If `a,b,c` are positive real numbers and `2a+b+3c=1`, then the maximum value of `a^(4)b^(2)c^(2)` is equal to

To find the maximum value of \( a^4 b^2 c^2 \) given the constraint \( 2a + b + 3c = 1 \) where \( a, b, c \) are positive real numbers, we will use the Arithmetic Mean-Geometric Mean (AM-GM) inequality. ### Step-by-step Solution: 1. **Rewrite the constraint**: We have the equation \( 2a + b + 3c = 1 \). We will use this constraint while applying the AM-GM inequality. 2. **Set up the terms for AM-GM**: We need to express \( a^4 b^2 c^2 \) in a form suitable for AM-GM. - We can write \( 2a \) as \( a + a \) (two terms of \( a \)). - We can write \( b \) as \( b \) (one term of \( b \)). - We can write \( 3c \) as \( c + c + c \) (three terms of \( c \)). Thus, we can express the terms as: \[ a, a, b, c, c, c \] 3. **Count the number of terms**: We have a total of 6 terms: \( a, a, b, c, c, c \). 4. **Apply AM-GM inequality**: According to the AM-GM inequality: \[ \frac{a + a + b + c + c + c}{6} \geq \sqrt[6]{a^2 b c^3} \] The left-hand side simplifies to: \[ \frac{2a + b + 3c}{6} = \frac{1}{6} \quad \text{(from the constraint)} \] Therefore, we have: \[ \frac{1}{6} \geq \sqrt[6]{a^2 b c^3} \] 5. **Raise both sides to the power of 6**: \[ \left(\frac{1}{6}\right)^6 \geq a^2 b c^3 \] 6. **Express \( a^4 b^2 c^2 \)**: We want to find \( a^4 b^2 c^2 \).
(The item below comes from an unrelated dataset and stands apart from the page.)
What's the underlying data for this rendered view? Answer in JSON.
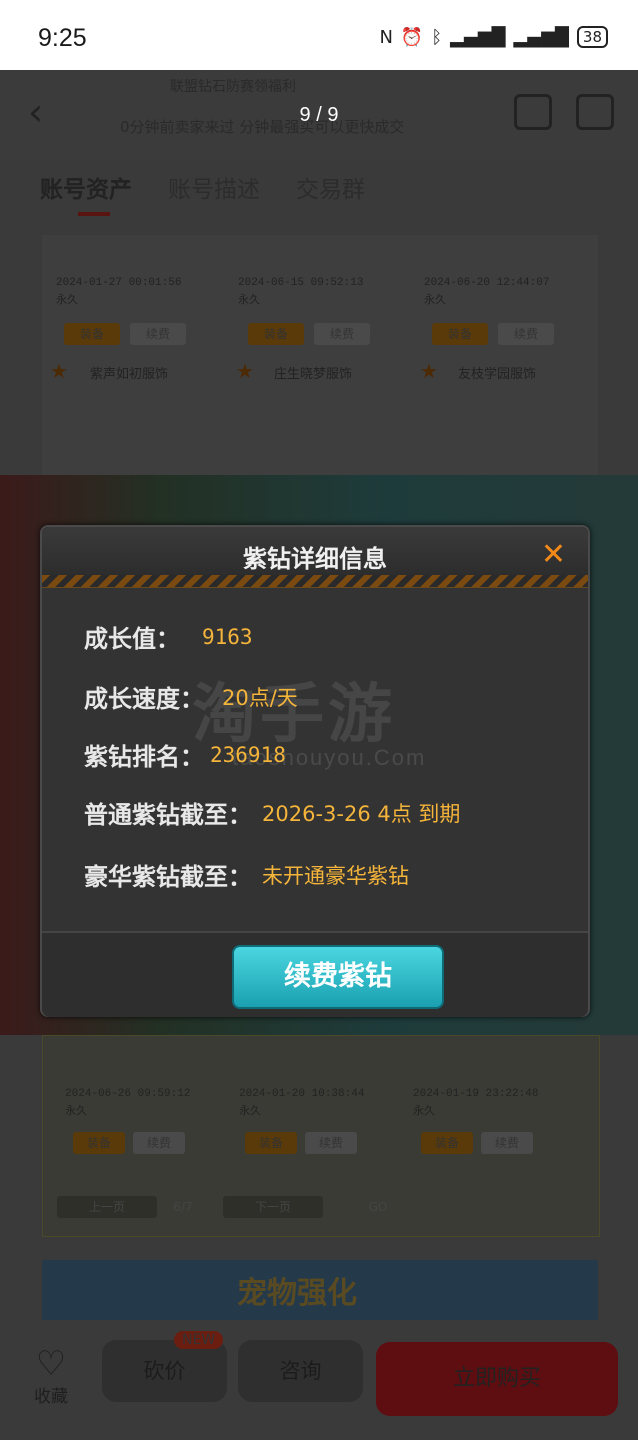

Notice that: \[ a^4 b^2 c^2 = (a^2 b c^3) \cdot \frac{a^2 b}{c} \] To maximize \( a^4 b^2 c^2 \), we need to maximize \( a^2 b c^3 \) and \( \frac{a^2 b}{c} \). 7. **Use the constraint**: From the earlier steps, we know: \[ a^2 b c^3 \leq \left(\frac{1}{6}\right)^6 \] We can maximize \( a^4 b^2 c^2 \) by setting \( c = 1 \) and adjusting \( a \) and \( b \) accordingly, but we need to ensure that \( 2a + b + 3c = 1 \). 8. **Find the maximum**: We can find the maximum value of \( a^4 b^2 c^2 \) by substituting \( a = \frac{1}{8}, b = \frac{1}{4}, c = \frac{1}{8} \) into the expression: \[ a^4 b^2 c^2 = \left(\frac{1}{8}\right)^4 \left(\frac{1}{4}\right)^2 \left(\frac{1}{8}\right)^2 \] Calculate: \[ = \frac{1}{4096} \cdot \frac{1}{16} \cdot \frac{1}{64} = \frac{1}{4096 \cdot 16 \cdot 64} \] 9. **Final Calculation**: The maximum value of \( a^4 b^2 c^2 \) is: \[ = \frac{1}{4096 \cdot 16 \cdot 64} = \frac{1}{4194304} \] ### Conclusion: The maximum value of \( a^4 b^2 c^2 \) given the constraint \( 2a + b + 3c = 1 \) is \( \frac{1}{4194304} \).